Dyears the first image deep field beautifully detailed télescope spatial James Webb (Webb) released in June this year (image above, click to enlarge), you can see hosts of some of the oldest galaxies in the universe, sparkling like diamonds in the vast expanse of space and time…
In June 2022:
Looking deeper into the image, a Canadian research team has now discovered the globular clusters the most distant ones identified to date, which might contain the first and oldest stars in the universe. Finding these clusters is a task for which the Webb was specially designed.
According to Lamiya Mowla, a fellow at the Dunlap Institute for Astronomy & Astrophysics at the University of Toronto (Canada) and co-lead author of the study:
Webb was built to find the first stars and galaxies and to help us understand the origins of the complexities of the universe, such as the chemical elements and the building blocks of life.

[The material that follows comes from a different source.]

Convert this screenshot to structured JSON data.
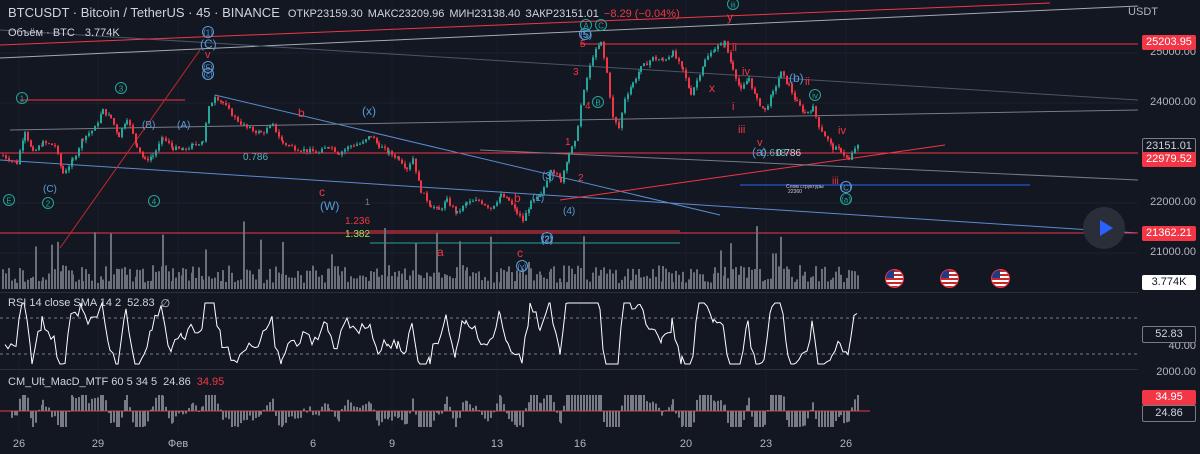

The researchers focused on a galaxy dubbed the “Sparkling Galaxy” (Sparkler Galaxy), due to the small, shimmering yellow and red dots of star clusters surrounding it. Five of the twelve “flickers” analyzed turned out to be globular clusters, which are typically found in the bulge and halo around galaxies and contain many old, red stars. Since they are very close to each other, these clusters are usually very stable and last for billions of years.
This discovery was made by the aptly named CANUCS for Canadian NIRISS Unbiased Cluster Survey.
The globular clusters were identified by the CANUCS team due to the absence of spectral lines of oxygen in the spectro-imager data NIRISS (Near-Infrared Imager and Slitless Spectrograph) you Webb.
Location of the Sparkler galaxy in the Webb’s first deep-field image. Top left, comparison with Hubble images and zoom, bottom left, on a globular cluster. (NASA/ ESA/ L. Calçada)
The presence of oxygen is important. If detected, it would suggest that the clusters were much younger and actively engaged in star formation.
The incredible resolution and sensitivity of the Webb (as well as a happy natural magnification due to the effect of gravitational lens of a galaxy in the foreground) made it possible to observe these “sparks” for the first time, which the instruments of Hubble (the Webb’s predecessor) might never have done. Thanks to multi-wavelength observations of the clusters, scientists can better model and understand their physical properties, such as their age and the number of stars they contain.
This illustration shows a phenomenon known as gravitational lensing, which is used by astronomers to study very distant, very faint galaxies. (NASA/ ESA/ L. Calçada)
For globular clusters so distant and so old, this represents the chance to glimpse the “bestiary” of the very old universe.
Still according to Mowla:
These newly identified clusters formed close to when it was possible to form stars for the first time. Since the Sparkler galaxy is much further away than our Milky Way, it is easier to determine the age of its globular clusters. We observe the Sparkler as it was 9 billion years ago, when the universe was only 4.5 billion years old.
As the Webb gazes into space, we can expect to learn more regarding the origins of our universe, and ultimately regarding ourselves.
The study published in The Astrophysical Journal Letters: The Sparkler: Evolved High-redshift Globular Cluster Candidates Captured by JWST and presented on the University of Toronto website: Dunlap researchers help reveal a galaxy sparkling with the universe’s oldest star clusters.